De fractie van de ChristenUnie kan niet alleen zeggen dat zij tegen zal stemmen. Zij neemt deel aan een kabinet dat vandaag hiervoor de verantwoordelijkheid neemt. Daarmee neemt zij afstand van bijvoorbeeld de standpunten van de SGP-fractie. Die heeft een rechte lijn, maar de ChristenUnie wijkt daarvan af. De heer Anker zet niets in om dit te blokkeren. Hij wijst op een logische lijn vanaf 2000, maar die is er niet. Is de heer Anker dat met mij eens?

De heer Anker (ChristenUnie): Wij hebben zes stemmen in te brengen om dit voorstel tegen te houden en dat zullen wij ook doen. Hier is niets over gezegd in het coalitieakkoord of beleidsprogramma. Ik kan mij best voorstellen dat de heer Pechtold mij even de nieren wil proeven op dit punt, maar volgens mij is hij er ook wel blij mee dat over dit punt en over een heleboel andere zaken in het regeerakkoord niets is gezegd. Op die manier valt er ook nog wat te doen in deze Kamer, valt er politiek te bedrijven. Ik vind het erg gemakkelijk dat de heer Pechtold mij vraagt waarom niet is geprobeerd, dat voorstel in het regeerakkoord dicht te timmeren. Het is een voorstel van het vorige kabinet dat behandeld moet worden. Het is ons niet gelukt om dit voorstel tegen te houden.

De heer Pechtold (D66): De ironie van zes stemmen is natuurlijk wel aardig. Oppositiefractievoorzitter Rouvoet heeft, jaar in, jaar uit tegen de fractie van D66 gezegd dat zij haar macht moest gebruiken, hoewel zij zes stemmen had.

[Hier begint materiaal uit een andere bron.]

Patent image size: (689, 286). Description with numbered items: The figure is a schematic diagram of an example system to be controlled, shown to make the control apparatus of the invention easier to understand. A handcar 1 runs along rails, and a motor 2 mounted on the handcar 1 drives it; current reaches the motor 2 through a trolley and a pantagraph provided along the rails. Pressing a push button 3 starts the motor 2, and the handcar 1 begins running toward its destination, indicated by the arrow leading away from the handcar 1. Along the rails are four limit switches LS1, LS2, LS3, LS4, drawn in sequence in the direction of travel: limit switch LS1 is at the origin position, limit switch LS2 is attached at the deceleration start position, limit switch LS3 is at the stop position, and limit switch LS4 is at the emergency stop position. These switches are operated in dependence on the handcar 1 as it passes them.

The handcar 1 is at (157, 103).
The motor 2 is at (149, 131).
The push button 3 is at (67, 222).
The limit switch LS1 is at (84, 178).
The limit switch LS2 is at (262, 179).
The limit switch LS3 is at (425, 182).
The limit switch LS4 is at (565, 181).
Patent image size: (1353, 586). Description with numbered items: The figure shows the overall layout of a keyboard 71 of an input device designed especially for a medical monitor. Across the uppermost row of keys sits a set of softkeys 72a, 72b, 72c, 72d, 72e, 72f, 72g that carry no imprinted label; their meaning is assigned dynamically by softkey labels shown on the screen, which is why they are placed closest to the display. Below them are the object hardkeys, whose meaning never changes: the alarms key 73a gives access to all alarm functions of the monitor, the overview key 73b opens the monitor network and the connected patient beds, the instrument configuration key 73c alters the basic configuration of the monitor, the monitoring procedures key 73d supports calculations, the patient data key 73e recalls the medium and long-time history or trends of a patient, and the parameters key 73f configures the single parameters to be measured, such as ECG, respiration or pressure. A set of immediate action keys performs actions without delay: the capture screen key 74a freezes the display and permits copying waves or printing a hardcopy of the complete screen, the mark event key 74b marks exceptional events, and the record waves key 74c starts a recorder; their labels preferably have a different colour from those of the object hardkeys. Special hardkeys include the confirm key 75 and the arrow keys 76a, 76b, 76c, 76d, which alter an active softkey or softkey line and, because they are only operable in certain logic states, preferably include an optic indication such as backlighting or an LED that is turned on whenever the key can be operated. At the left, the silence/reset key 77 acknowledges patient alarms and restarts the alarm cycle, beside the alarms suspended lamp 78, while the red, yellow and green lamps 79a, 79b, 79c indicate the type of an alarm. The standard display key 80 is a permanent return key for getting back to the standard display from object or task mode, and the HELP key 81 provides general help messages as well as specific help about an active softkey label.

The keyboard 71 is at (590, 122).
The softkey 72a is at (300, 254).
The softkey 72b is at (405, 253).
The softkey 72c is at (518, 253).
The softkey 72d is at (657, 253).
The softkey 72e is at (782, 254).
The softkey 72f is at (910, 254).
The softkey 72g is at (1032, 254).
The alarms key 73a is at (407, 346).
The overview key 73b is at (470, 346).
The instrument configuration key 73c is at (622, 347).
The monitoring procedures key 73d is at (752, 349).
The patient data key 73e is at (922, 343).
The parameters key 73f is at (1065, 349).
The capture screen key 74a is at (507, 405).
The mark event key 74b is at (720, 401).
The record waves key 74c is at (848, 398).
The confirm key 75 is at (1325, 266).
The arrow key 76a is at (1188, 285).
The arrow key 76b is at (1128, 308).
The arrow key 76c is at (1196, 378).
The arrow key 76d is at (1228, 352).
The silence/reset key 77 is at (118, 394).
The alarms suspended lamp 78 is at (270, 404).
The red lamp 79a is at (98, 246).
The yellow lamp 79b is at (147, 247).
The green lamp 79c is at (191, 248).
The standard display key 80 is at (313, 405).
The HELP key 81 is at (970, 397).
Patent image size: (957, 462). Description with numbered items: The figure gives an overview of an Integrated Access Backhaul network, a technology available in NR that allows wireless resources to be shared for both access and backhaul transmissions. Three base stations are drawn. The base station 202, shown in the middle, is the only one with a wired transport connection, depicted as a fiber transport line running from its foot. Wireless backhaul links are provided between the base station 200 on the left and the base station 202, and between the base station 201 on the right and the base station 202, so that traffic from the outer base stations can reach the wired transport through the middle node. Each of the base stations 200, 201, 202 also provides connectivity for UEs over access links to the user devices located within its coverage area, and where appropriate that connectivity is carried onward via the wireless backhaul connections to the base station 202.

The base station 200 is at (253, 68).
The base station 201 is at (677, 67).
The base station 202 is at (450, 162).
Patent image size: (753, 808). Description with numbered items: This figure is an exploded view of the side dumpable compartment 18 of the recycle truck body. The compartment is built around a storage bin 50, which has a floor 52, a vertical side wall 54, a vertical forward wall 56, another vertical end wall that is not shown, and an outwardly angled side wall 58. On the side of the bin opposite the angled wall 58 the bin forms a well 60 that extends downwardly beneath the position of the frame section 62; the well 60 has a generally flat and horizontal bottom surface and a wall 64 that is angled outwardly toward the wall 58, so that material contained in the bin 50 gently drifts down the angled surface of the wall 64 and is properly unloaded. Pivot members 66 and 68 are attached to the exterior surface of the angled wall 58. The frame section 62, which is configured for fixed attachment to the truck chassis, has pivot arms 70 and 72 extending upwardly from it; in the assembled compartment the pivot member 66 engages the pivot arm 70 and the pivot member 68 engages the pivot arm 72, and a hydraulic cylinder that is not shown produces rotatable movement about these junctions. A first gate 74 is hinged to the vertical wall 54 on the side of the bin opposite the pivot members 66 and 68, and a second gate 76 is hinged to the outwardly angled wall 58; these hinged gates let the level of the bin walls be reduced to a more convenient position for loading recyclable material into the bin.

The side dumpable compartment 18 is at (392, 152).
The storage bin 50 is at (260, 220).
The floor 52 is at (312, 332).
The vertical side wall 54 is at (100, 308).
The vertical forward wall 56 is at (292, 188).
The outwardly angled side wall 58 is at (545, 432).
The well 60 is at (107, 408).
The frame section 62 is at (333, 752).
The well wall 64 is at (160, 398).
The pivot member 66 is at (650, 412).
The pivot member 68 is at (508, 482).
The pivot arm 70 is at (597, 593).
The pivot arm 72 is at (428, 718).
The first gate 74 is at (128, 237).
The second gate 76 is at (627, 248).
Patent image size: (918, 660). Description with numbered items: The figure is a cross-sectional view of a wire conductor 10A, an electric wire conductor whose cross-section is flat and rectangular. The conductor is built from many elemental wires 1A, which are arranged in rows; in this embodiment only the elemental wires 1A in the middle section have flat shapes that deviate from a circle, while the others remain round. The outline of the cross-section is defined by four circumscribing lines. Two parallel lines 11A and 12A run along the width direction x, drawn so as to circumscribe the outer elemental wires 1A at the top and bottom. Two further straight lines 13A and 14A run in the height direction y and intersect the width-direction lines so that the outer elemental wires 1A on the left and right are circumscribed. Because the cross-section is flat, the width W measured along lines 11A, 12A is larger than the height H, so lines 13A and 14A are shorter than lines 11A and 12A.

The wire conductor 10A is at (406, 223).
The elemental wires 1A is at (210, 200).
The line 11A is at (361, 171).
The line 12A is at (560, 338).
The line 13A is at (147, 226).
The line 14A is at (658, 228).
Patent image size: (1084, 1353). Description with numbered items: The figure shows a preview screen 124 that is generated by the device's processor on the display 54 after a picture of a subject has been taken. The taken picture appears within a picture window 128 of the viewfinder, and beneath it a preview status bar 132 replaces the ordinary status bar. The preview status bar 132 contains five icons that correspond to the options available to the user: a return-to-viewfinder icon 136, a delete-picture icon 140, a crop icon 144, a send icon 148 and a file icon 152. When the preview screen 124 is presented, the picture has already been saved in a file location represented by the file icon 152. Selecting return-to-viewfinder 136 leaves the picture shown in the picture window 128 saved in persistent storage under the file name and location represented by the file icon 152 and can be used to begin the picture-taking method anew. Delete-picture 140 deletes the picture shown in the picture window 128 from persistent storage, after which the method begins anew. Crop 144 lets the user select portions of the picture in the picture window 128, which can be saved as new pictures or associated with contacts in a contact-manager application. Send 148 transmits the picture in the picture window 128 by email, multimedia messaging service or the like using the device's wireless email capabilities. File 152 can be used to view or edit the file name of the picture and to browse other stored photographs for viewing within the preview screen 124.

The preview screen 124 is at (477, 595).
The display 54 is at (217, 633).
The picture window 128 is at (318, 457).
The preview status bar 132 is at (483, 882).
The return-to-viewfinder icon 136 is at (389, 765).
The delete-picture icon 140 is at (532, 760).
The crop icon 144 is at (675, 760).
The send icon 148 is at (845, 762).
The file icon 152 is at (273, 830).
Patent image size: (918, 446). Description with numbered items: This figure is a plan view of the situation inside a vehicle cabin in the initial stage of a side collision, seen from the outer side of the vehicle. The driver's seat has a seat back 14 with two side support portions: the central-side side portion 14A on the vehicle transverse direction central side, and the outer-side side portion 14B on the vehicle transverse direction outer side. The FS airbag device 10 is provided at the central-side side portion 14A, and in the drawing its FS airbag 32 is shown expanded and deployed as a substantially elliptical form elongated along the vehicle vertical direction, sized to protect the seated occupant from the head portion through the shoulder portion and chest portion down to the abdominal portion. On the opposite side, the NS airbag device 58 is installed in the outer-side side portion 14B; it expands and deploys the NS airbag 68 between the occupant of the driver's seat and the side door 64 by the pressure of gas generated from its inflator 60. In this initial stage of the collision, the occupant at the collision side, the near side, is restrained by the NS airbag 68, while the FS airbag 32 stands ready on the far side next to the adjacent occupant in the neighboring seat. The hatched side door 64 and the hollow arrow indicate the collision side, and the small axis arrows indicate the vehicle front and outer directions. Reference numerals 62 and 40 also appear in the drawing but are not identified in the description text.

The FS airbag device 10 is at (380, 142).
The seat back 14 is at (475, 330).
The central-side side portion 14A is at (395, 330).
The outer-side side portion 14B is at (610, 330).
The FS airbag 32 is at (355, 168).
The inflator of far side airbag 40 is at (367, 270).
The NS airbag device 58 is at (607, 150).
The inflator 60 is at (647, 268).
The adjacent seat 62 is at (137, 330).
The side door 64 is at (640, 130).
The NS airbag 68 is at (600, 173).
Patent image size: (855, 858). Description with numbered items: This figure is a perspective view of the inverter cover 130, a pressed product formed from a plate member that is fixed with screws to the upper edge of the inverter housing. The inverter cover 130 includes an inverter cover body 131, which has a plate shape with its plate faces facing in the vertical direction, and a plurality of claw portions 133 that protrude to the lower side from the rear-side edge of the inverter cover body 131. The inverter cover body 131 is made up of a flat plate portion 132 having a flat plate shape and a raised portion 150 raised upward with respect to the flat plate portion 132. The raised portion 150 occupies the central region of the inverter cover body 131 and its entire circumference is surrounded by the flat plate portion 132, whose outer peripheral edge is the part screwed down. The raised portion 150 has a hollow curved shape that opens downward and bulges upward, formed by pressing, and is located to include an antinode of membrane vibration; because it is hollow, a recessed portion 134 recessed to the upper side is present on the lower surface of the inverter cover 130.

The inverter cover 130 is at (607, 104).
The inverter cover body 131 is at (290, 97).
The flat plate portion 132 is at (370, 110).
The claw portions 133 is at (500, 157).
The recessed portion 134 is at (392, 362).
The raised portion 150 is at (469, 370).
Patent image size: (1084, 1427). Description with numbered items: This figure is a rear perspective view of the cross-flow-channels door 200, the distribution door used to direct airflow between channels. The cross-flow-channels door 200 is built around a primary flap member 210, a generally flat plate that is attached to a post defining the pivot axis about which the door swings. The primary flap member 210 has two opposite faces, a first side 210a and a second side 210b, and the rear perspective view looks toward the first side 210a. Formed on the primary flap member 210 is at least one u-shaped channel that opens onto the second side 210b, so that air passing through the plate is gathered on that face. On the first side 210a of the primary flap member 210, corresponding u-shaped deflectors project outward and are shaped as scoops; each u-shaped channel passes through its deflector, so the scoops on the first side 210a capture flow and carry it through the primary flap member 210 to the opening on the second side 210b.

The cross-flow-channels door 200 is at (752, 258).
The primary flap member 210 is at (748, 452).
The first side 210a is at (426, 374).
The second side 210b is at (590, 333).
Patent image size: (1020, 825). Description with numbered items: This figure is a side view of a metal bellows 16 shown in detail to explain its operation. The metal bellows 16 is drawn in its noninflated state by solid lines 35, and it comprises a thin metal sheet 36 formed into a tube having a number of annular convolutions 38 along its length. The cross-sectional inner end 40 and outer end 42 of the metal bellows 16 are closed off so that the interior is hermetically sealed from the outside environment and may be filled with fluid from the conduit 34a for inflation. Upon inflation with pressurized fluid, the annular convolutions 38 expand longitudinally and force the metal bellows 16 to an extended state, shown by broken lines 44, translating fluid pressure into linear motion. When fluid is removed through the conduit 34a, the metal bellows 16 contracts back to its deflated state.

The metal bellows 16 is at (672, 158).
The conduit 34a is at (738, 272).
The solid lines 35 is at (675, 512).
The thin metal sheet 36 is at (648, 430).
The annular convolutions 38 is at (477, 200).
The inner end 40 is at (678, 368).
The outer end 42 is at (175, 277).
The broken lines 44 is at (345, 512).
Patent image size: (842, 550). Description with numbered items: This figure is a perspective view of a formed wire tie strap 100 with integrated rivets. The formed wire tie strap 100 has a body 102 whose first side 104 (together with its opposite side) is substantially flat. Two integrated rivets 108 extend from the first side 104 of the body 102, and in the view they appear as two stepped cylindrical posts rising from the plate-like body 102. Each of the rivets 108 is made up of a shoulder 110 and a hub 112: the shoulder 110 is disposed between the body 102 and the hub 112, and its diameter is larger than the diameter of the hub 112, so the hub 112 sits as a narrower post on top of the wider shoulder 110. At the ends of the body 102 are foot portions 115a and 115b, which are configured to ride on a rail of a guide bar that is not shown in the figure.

Het gaat mij om het principe. In het verkiezingsprogramma van de ChristenUnie staat dat zij het homohuwelijk wil terugdraaien. "Terugdraaien" vinden wij niet terug in het regeerakkoord. Adoptiewetgeving is anders dan huwelijkswetgeving. Ik ben blij dat de ChristenUnie in dit kabinet zit en dit vandaag mogelijk maakt, maar de heer Anker komt niet weg met enkel de woorden dat hij met zes stemmen tegen zal stemmen. Als dit punt echt belangrijk was geweest, had hij hoger ingezet. Dat doet hij niet. Hij is om.

De heer Anker (ChristenUnie): Wij hebben zo onze eigen conclusie over de strategieën. Ik wil nog een ding over de term misleiding zeggen. Ik zei dat het misleidend kan overkomen. Ik zeg niet dat wij hier met elkaar internationaal een geheim plannetje aan het bedisselen zijn. Ik zeg dat het misleidend kan overkomen. Ik krijg graag een reactie van de minister.

28 juni 2007 De heer Anker (ChristenUnie): Voorzitter. Ik heb weinig toe te voegen aan het interruptiedebatje van zojuist. Er is uitgebreid over dit wetsvoorstel gesproken. De ChristenUnie is niet van mening veranderd, maar dat zal niemand verbazen, want dit is voor ons een principiële zaak. Wij zijn nog steeds tegen het wetsvoorstel.

De minister suggereert om de stemmingen uit te stellen tot het voorstel van de commissie-Kalsbeek op tafel ligt. In feite is ons dat al eens voorgelegd. Wij vinden het nog steeds netjes om die commissie rustig haar werk te laten doen en de stemmingen in één keer af te handelen. Ik vraag mij af hoe de andere fracties daarover denken.